The trouble is not just that Democritus' proposal of fitting mind into the atomic scheme by supplying it with smooth round atoms turned out not to work because there were no such atoms. Even if there had been those atoms, they still would not have furnished a usable way of thinking about mind or consciousness.

To do that we have to have a language for the subjective. We have to take seriously what happens at the first-person point of view. And there is no way of doing this inside the atomic scheme, which is irredeemably an external, third-person one.

[Mary Midgley]
Science and Poetry, p.89
 



[…] the imaginative picture which has shaped our supposed modern problem of free will shows human life, no longer as a drama where active people struggle against difficulties, but as one where they do not exist as distinct entities at all, only as areas of matter which are passive cogs, parts of a vast alien machine.

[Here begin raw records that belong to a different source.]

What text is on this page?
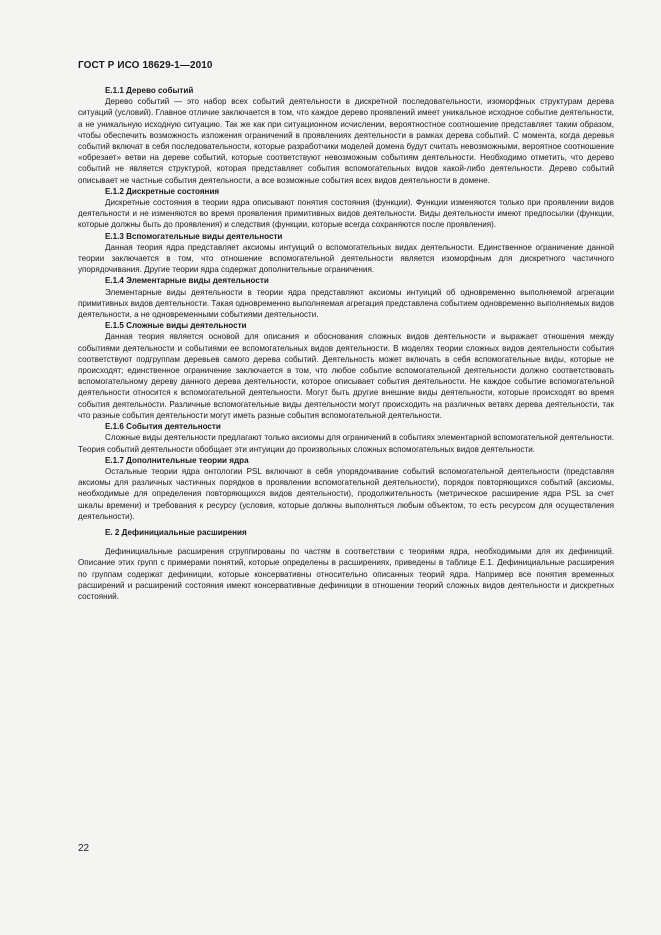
ГОСТ Р ИСО 18629-1—2010
Е.1.1 Дерево событий
Дерево событий — это набор всех событий деятельности в дискретной последовательности, изоморфных структурам дерева ситуаций (условий). Главное отличие заключается в том, что каждое дерево проявлений имеет уникальное исходное событие деятельности, а не уникальную исходную ситуацию. Так же как при ситуационном исчислении, вероятностное соотношение представляет таким образом, чтобы обеспечить возможность изложения ограничений в проявлениях деятельности в рамках дерева событий. С момента, когда деревья событий включат в себя последовательности, которые разработчики моделей домена будут считать невозможными, вероятное соотношение «обрезает» ветви на дереве событий, которые соответствуют невозможным событиям деятельности. Необходимо отметить, что дерево событий не является структурой, которая представляет события вспомогательных видов какой-либо деятельности. Дерево событий описывает не частные события деятельности, а все возможные события всех видов деятельности в домене.
Е.1.2 Дискретные состояния
Дискретные состояния в теории ядра описывают понятия состояния (функции). Функции изменяются только при проявлении видов деятельности и не изменяются во время проявления примитивных видов деятельности. Виды деятельности имеют предпосылки (функции, которые должны быть до проявления) и следствия (функции, которые всегда сохраняются после проявления).
Е.1.3 Вспомогательные виды деятельности
Данная теория ядра представляет аксиомы интуиций о вспомогательных видах деятельности. Единственное ограничение данной теории заключается в том, что отношение вспомогательной деятельности является изоморфным для дискретного частичного упорядочивания. Другие теории ядра содержат дополнительные ограничения.
Е.1.4 Элементарные виды деятельности
Элементарные виды деятельности в теории ядра представляют аксиомы интуиций об одновременно выполняемой агрегации примитивных видов деятельности. Такая одновременно выполняемая агрегация представлена событием одновременно выполняемых видов деятельности, а не одновременными событиями деятельности.
Е.1.5 Сложные виды деятельности
Данная теория является основой для описания и обоснования сложных видов деятельности и выражает отношения между событиями деятельности и событиями ее вспомогательных видов деятельности. В моделях теории сложных видов деятельности события соответствуют подгруппам деревьев самого дерева событий. Деятельность может включать в себя вспомогательные виды, которые не происходят; единственное ограничение заключается в том, что любое событие вспомогательной деятельности должно соответствовать вспомогательному дереву данного дерева деятельности, которое описывает события деятельности. Не каждое событие вспомогательной деятельности относится к вспомогательной деятельности. Могут быть другие внешние виды деятельности, которые происходят во время события деятельности. Различные вспомогательные виды деятельности могут происходить на различных ветвях дерева деятельности, так что разные события деятельности могут иметь разные события вспомогательной деятельности.
Е.1.6 События деятельности
Сложные виды деятельности предлагают только аксиомы для ограничений в событиях элементарной вспомогательной деятельности. Теория событий деятельности обобщает эти интуиции до произвольных сложных вспомогательных видов деятельности.
Е.1.7 Дополнительные теории ядра
Остальные теории ядра онтологии PSL включают в себя упорядочивание событий вспомогательной деятельности (представляя аксиомы для различных частичных порядков в проявлении вспомогательной деятельности), порядок повторяющихся событий (аксиомы, необходимые для определения повторяющихся видов деятельности), продолжительность (метрическое расширение ядра PSL за счет шкалы времени) и требования к ресурсу (условия, которые должны выполняться любым объектом, то есть ресурсом для осуществления деятельности).
Е. 2 Дефинициальные расширения
Дефинициальные расширения сгруппированы по частям в соответствии с теориями ядра, необходимыми для их дефиниций. Описание этих групп с примерами понятий, которые определены в расширениях, приведены в таблице Е.1. Дефинициальные расширения по группам содержат дефиниции, которые консервативны относительно описанных теорий ядра. Например все понятия временных расширений и расширений состояния имеют консервативные дефиниции в отношении теорий сложных видов деятельности и дискретных состояний.
22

That is the picture which Richard Dawkins presents so forcefully at the outset of his book The Selfish Gene, writing that 'We are survival machines - robot vehicles blindly programmed to preserve the selfish molecules known as genes' (p. 10). Dawkins evidently does not regard this phrase as rhetoric but in some sense as literal fact, for he adds 'This is a truth which still fills me with astonishment'.

This kind of image, however, is not one that could be literally believed in. It belongs essentially to third-person talk. It is a way of thinking devised for describing other people. There is no way in which we ourselves could set about living if we really envisaged ourselves as cogs or vehicles. For people who are not actually paralysed, this pattern is too fatalistic to provide any usable view of life.